Melbourne-based fintech startup Airwallex has raised $3 million (AU$4 million) in a pre-Series A investment round, which it will allocate towards building its Melbourne and Chinese development teams, and accelerate research and development for its cross-border payments platform.
The payments platform has been designed to allow businesses to issue and pay invoices in their preferred currency at the mid-market rate. Airwallex claimed the platform, which has been designed using a peer-to-peer algorithmic engine, will help businesses avoid inflated bank margins and currency fluctuation risks.
The investment round was led by Shanghai-based venture capital Gobi Partners, which is also the investment manager of Alibaba's venture capital fund, Alibaba Entrepreneur Fund. Other backers included angel investors Huashan Capital One and Easylink Payments CEO Billy Tam. The company is also backed by Beijing-based Gravity Ventures.
According to the company, it will use the funds to develop the technology stack of its Airwallex payments platform, which is currently in beta stage, and roll out new features, including a multi-currency digital wallet and APIs for ecommerce platforms, over the next few months.
Airwallex co-founder and CEO Jack Zhang, who is also a former ANZ and National Australia Bank (NAB) foreign exchange solution designer, said the cross-border payments market has huge market potential given the growth of international ecommerce, travel, and import and export trade businesses.

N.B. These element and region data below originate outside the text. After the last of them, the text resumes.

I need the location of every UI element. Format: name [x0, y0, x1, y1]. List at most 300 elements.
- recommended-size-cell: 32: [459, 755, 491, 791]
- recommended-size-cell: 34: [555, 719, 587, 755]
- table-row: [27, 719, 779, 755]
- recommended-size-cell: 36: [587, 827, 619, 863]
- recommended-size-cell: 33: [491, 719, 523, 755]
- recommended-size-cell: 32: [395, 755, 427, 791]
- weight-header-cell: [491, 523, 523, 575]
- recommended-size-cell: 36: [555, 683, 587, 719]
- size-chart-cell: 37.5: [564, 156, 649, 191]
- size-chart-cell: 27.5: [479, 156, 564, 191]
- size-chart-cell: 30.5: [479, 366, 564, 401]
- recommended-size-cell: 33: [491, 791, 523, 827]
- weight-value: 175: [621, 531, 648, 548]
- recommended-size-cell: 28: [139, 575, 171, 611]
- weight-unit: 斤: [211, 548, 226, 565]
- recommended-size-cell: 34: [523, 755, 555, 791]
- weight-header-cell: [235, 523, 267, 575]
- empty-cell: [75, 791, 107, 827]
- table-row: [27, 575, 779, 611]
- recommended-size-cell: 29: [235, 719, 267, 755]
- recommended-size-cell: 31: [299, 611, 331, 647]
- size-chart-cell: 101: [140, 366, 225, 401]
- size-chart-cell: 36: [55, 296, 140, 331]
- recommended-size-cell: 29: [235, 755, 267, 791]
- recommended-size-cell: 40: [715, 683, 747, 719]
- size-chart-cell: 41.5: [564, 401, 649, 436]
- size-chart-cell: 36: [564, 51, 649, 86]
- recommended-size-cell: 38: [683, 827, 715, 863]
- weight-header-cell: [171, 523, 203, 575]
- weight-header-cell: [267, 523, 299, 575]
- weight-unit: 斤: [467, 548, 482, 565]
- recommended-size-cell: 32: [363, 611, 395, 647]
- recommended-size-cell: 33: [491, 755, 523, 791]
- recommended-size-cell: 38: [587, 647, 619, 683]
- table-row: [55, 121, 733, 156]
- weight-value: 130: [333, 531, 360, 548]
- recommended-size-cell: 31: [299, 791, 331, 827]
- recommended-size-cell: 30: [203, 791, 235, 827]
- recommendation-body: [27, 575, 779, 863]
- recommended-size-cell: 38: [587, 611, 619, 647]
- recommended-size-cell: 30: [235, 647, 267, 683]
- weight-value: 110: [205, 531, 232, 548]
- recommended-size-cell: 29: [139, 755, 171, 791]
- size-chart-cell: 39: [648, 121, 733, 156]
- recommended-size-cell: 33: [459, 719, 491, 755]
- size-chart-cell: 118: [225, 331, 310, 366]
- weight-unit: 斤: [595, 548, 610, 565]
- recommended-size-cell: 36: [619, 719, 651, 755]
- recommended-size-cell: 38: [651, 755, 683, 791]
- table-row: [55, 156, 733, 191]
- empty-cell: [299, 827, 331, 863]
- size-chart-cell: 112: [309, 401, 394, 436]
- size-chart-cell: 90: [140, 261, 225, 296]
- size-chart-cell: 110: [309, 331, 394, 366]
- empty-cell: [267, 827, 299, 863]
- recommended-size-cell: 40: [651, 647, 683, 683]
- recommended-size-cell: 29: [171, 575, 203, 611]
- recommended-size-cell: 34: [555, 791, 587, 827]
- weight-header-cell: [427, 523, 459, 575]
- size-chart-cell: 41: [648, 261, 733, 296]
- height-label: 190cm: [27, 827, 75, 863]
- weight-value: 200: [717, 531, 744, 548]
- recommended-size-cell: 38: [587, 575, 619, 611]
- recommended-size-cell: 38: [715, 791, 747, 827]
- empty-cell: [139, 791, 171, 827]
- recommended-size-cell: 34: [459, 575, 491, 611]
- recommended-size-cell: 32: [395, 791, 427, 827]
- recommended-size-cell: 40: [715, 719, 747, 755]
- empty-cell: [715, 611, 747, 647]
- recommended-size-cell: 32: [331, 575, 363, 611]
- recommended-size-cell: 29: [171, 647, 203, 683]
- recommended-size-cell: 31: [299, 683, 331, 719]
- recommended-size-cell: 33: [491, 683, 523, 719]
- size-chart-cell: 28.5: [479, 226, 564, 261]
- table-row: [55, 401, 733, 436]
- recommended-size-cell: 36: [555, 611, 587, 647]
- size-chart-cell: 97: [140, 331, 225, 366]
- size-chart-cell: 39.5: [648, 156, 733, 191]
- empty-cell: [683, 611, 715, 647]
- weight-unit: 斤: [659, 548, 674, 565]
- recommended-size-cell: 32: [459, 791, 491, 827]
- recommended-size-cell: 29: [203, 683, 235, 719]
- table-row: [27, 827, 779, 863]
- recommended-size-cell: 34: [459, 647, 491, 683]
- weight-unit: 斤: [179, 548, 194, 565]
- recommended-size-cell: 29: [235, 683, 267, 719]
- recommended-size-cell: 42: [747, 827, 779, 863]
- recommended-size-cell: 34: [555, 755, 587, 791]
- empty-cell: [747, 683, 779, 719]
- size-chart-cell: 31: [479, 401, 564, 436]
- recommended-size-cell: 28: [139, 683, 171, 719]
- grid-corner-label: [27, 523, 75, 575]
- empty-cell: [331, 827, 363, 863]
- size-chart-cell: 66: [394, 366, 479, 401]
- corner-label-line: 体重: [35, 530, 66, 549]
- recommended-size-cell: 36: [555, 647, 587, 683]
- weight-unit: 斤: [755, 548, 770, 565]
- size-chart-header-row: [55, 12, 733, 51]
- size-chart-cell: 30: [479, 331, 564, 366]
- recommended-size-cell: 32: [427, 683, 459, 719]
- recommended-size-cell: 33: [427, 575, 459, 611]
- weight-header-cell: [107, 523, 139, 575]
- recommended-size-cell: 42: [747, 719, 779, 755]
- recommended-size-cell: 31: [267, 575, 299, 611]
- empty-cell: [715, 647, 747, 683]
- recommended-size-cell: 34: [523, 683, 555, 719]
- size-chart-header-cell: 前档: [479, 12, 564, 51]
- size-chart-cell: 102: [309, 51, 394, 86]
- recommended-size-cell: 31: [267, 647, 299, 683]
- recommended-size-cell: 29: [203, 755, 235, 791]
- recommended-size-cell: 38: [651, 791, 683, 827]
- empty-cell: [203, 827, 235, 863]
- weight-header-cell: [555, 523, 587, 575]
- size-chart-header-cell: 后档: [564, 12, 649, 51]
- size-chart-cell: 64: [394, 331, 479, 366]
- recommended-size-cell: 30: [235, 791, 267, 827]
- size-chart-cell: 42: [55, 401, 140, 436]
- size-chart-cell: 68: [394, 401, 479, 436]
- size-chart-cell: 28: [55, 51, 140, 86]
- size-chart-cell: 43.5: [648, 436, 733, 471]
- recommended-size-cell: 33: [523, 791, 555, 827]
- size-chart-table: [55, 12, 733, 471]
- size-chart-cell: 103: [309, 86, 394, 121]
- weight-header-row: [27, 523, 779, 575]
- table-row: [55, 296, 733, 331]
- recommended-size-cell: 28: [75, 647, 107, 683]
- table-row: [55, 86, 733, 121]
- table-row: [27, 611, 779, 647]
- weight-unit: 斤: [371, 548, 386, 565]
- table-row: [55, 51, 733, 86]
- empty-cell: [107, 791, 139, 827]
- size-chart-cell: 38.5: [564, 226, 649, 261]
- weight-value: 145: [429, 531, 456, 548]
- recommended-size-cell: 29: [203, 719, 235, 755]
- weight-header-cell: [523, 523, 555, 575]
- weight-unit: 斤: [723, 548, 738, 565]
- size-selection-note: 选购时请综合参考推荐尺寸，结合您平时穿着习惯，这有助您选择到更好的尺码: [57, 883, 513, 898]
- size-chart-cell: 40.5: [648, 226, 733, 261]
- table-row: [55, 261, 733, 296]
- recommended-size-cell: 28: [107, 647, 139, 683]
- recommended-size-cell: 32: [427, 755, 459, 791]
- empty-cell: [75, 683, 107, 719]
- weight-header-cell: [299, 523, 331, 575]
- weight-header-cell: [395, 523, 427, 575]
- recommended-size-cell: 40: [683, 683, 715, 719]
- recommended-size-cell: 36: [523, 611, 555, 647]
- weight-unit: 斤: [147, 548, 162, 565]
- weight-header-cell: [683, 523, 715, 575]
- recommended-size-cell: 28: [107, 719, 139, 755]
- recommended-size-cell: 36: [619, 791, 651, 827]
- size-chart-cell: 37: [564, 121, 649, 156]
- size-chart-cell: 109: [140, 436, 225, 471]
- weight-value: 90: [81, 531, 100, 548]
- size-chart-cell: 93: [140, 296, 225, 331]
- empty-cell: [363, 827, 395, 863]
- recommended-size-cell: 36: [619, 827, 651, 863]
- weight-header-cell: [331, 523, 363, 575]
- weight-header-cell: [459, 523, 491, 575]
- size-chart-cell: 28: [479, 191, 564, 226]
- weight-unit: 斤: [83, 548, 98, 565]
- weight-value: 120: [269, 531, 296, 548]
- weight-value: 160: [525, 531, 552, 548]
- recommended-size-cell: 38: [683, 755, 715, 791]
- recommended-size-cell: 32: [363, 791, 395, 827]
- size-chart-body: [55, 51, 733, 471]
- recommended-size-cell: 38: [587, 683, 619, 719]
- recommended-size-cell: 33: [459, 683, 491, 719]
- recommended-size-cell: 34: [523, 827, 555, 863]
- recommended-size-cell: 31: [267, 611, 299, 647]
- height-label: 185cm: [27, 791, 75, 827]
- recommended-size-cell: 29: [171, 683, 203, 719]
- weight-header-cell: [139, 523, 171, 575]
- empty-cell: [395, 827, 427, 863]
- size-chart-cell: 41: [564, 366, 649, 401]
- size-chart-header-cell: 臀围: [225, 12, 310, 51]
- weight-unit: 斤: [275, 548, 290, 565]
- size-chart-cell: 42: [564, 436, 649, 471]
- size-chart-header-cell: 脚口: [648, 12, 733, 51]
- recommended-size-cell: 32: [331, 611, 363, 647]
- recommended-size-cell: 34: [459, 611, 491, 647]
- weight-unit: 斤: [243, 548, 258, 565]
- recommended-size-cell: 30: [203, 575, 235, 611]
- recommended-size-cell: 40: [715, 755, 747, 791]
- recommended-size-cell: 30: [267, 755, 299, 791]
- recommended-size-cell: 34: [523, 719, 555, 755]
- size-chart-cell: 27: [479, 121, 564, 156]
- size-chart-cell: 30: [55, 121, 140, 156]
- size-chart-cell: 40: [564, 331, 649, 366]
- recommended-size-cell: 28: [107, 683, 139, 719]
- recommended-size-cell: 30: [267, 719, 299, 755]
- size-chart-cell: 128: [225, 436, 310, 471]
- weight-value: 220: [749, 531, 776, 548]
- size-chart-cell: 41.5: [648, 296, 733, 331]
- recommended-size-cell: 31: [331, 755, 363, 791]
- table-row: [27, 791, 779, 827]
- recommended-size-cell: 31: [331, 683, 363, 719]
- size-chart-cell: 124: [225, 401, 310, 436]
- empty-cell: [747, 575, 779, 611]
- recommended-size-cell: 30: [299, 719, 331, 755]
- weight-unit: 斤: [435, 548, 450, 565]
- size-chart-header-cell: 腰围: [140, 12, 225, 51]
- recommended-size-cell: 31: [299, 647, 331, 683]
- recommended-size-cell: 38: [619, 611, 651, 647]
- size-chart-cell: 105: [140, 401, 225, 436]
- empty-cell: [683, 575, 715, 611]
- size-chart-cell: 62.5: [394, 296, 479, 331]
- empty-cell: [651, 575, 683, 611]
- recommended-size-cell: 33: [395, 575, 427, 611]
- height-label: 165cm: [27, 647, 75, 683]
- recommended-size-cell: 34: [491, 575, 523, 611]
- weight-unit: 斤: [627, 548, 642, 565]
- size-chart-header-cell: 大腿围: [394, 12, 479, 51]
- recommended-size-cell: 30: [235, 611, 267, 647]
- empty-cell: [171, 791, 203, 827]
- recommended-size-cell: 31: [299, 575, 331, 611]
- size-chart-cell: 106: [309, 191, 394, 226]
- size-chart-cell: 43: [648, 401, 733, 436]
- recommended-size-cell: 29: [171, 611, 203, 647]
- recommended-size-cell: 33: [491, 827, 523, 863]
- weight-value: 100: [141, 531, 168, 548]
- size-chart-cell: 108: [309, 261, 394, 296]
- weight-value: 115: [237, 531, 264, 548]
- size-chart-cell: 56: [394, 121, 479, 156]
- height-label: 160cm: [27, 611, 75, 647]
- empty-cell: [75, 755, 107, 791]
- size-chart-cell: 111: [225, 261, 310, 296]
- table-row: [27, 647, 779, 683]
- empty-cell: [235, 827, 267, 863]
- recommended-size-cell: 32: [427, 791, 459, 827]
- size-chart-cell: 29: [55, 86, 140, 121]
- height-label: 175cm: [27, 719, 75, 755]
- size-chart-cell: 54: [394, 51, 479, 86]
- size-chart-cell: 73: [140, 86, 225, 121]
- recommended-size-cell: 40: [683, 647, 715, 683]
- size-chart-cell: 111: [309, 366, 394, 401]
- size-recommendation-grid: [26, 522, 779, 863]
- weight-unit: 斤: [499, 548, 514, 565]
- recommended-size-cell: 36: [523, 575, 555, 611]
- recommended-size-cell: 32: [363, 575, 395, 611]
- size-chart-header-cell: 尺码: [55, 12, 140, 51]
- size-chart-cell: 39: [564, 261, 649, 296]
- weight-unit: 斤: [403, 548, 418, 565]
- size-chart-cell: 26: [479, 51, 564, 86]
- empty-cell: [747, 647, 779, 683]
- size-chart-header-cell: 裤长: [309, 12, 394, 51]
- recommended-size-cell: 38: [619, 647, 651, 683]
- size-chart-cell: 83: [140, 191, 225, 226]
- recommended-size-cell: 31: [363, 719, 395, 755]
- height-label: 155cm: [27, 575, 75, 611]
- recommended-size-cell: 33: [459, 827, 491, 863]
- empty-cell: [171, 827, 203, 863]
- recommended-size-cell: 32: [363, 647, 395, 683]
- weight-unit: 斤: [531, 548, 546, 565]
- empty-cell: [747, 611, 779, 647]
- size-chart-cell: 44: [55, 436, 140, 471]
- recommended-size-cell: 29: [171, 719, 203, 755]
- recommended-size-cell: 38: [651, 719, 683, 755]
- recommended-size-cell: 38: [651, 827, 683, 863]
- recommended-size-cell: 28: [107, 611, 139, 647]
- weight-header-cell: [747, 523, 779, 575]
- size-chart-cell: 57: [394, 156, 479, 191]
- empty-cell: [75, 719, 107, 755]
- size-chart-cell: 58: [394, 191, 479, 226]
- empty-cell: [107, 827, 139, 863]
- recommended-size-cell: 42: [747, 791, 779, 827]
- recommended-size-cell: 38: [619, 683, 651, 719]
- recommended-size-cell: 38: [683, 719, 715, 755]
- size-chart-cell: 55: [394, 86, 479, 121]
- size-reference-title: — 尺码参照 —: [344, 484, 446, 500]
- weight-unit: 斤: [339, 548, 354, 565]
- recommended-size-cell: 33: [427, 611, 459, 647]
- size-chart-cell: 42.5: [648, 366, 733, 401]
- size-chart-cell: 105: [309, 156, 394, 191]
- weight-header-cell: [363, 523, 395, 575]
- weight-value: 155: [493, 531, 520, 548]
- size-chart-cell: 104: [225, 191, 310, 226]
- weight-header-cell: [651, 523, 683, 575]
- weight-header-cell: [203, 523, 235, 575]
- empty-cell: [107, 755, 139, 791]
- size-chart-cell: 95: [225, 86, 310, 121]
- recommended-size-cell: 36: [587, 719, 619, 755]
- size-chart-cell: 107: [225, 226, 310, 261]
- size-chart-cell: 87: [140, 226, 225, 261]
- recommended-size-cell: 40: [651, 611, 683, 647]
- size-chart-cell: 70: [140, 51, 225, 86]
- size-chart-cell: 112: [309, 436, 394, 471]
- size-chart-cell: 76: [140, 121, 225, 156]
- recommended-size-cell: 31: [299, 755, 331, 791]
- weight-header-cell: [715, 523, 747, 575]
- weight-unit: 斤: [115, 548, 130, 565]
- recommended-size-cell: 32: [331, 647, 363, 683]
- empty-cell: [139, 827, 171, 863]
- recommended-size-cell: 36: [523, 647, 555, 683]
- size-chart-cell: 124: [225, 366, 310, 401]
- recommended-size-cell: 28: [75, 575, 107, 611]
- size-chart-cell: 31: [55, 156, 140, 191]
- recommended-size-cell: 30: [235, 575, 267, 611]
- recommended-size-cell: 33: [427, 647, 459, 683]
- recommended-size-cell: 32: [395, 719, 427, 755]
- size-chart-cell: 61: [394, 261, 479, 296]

"Current cross-border payment processes are expensive, clunky, and time consuming. It can take days for the money to reach its destination and the transfer and foreign exchange fees are excessive and often prohibitive to SMEs," Zhang said.
"Airwalllex breaks down these barriers to empower businesses to build stronger global trading partnerships and truly tackle the world stage."
Last week, NAB chief executive Andrew Thorburn said the bank needs to make faster, bigger, and better changes, and believes it can do this by adopting the same hunger as fintech companies.
"Fintech companies -- the smaller, emerging ones -- they're hungry, they want to make an impact, they find an opportunity, and they go after it. And that's the sort of hunger we need inside our own company," he said.
"They should be respected, but not feared."
In May, a joint report released by KPMG and CB Insights revealed funds raised by venture capital-backed fintech companies in Asia climbed to $2.6 billion in the first quarter of 2016, up from $500 million in the previous quarter.
The report revealed the significant increase was fuelled by a couple of "mega" funding rounds, comprising at least $1 billion, which went to China's JD Finance and Lu.com.
Across the globe, investments in private fintech companies reached $5.7 billion in the first quarter. This included $4.9 billion, which went to VC-backed fintech companies across 218 deals, the report stated, representing a 96 percent increase over the same quarter in 2015.